San Antonio -- May 12, 2016 -- A team led by Southwest Research Institute (SwRI) has made the first direct detection of the source of magnetic reconnection. Analyzing data from NASA's Magnetospheric Multiscale (MMS) mission, scientists have observed how this explosive physical process converts stored magnetic energy into kinetic energy and heat.
"Just as in astronomy a new telescope like Hubble opens a new window on the universe, with MMS a new 'microscope' has opened a new window to clearly see reconnection," said Dr. James L. Burch, vice president of SwRI's Space Science and Engineering Division and MMS principal investigator. "The four MMS satellites hone in on the role of electrons in magnetic reconnection, which allows two magnetic fields to interconnect. MMS measures the process 100 times faster than previously possible to clearly visualize the rapidly evolving process."
In late summer 2015, the four identically instrumented MMS spacecraft began to survey the magnetopause. In this boundary between the solar wind and Earth's magnetosphere, the scientists are searching for locations where the solar wind magnetic field and the terrestrial magnetic field reconnect. In half of the over 4,000 magnetopause encounters, MMS has seen evidence of reconnection, but most often the spacecraft did not pass through the reconnection sites themselves. Then on October 16, 2015, MMS flew through the heart of a reconnection region.

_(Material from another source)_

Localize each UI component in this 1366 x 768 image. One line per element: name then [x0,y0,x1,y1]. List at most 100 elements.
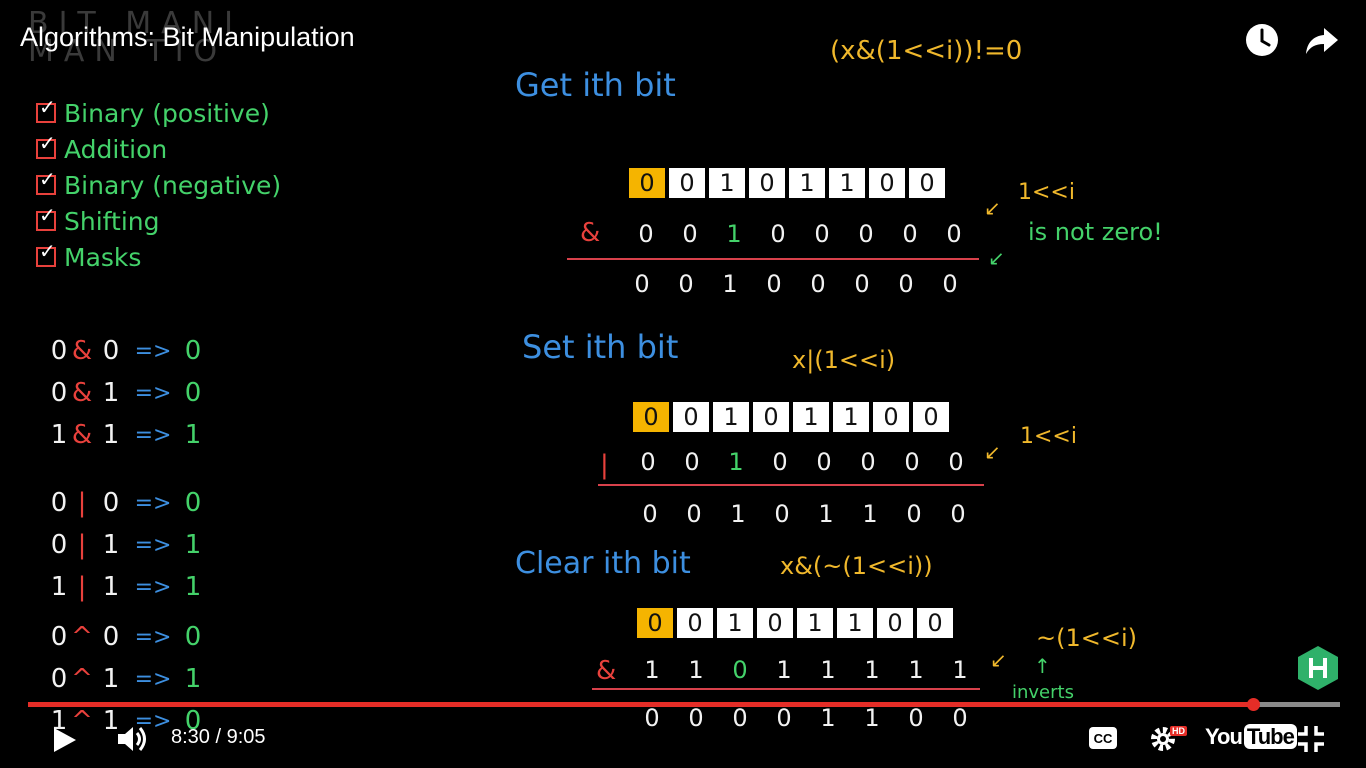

"We hit the jackpot," says Dr. Roy Torbert, MMS deputy principal investigator and director of SwRI's Earth, Oceans, and Space office at the University of New Hampshire. "The spacecraft passed directly through the electron dissipation region, and we were able to perform the first-ever physics experiment in this environment."
MMS measures plasmas, hot ionized gases consisting of approximately equal numbers of positively charged ions and negatively charged electrons. The solar wind and Earth's magnetospheric plasmas are both magnetized. For reconnection to occur, the plasmas become "demagnetized" -- that is, the plasma and the magnetic field become decoupled. The critical and final stage in this process occurs in a relatively small region in space known as the "electron dissipation region." As the electrons become demagnetized, the magnetic fields of the Sun and the Earth interconnect and the solar wind and magnetospheric plasmas mix.
Magnetic reconnection -- which occurs in both natural plasma environments and laboratory plasma and fusion experiments -- is at the heart of space weather. Reconnection is responsible for explosive solar events, such as solar flares and coronal mass ejections, and drives disturbances in Earth's space environment. Such disturbances produce spectacular auroras, but can also shut down electrical power grids and disrupt satellite-based communication and navigation systems.
"We've studied it theoretically, and we've simulated it with supercomputers. But up to now we haven't known what controls the conversion of magnetic energy into particle energy," said Burch. "We designed the MMS mission to use Earth's magnetosphere as a giant laboratory to perform the definitive experiment on reconnection."
Examining the data from the encounter, the MMS team saw a drop in the magnetic field to near zero, oppositely directed ion flows, accelerated electrons, an enhanced electric field, and a strong electrical current -- all indications that the spacecraft had entered the dissipation region. The tell-tale signature of reconnection, however, was a spike observed in the electric power generated by the electrons. "This was the 'smoking gun' for reconnection," explains Burch. "It was theoretically predicted but never seen until MMS."
Another feature observed for the first time by MMS as it traversed the dissipation region was a rapid change in the electrons as they streamed into the dissipation region and were accelerated outward along field lines opened during reconnection. This observation was the first definitive measurement of the interconnection of the solar and terrestrial magnetic fields.
These discoveries -- which have significant implications for space and solar physics, astrophysics, and fundamental plasma physics -- will be published in the May 12 online issue of Science.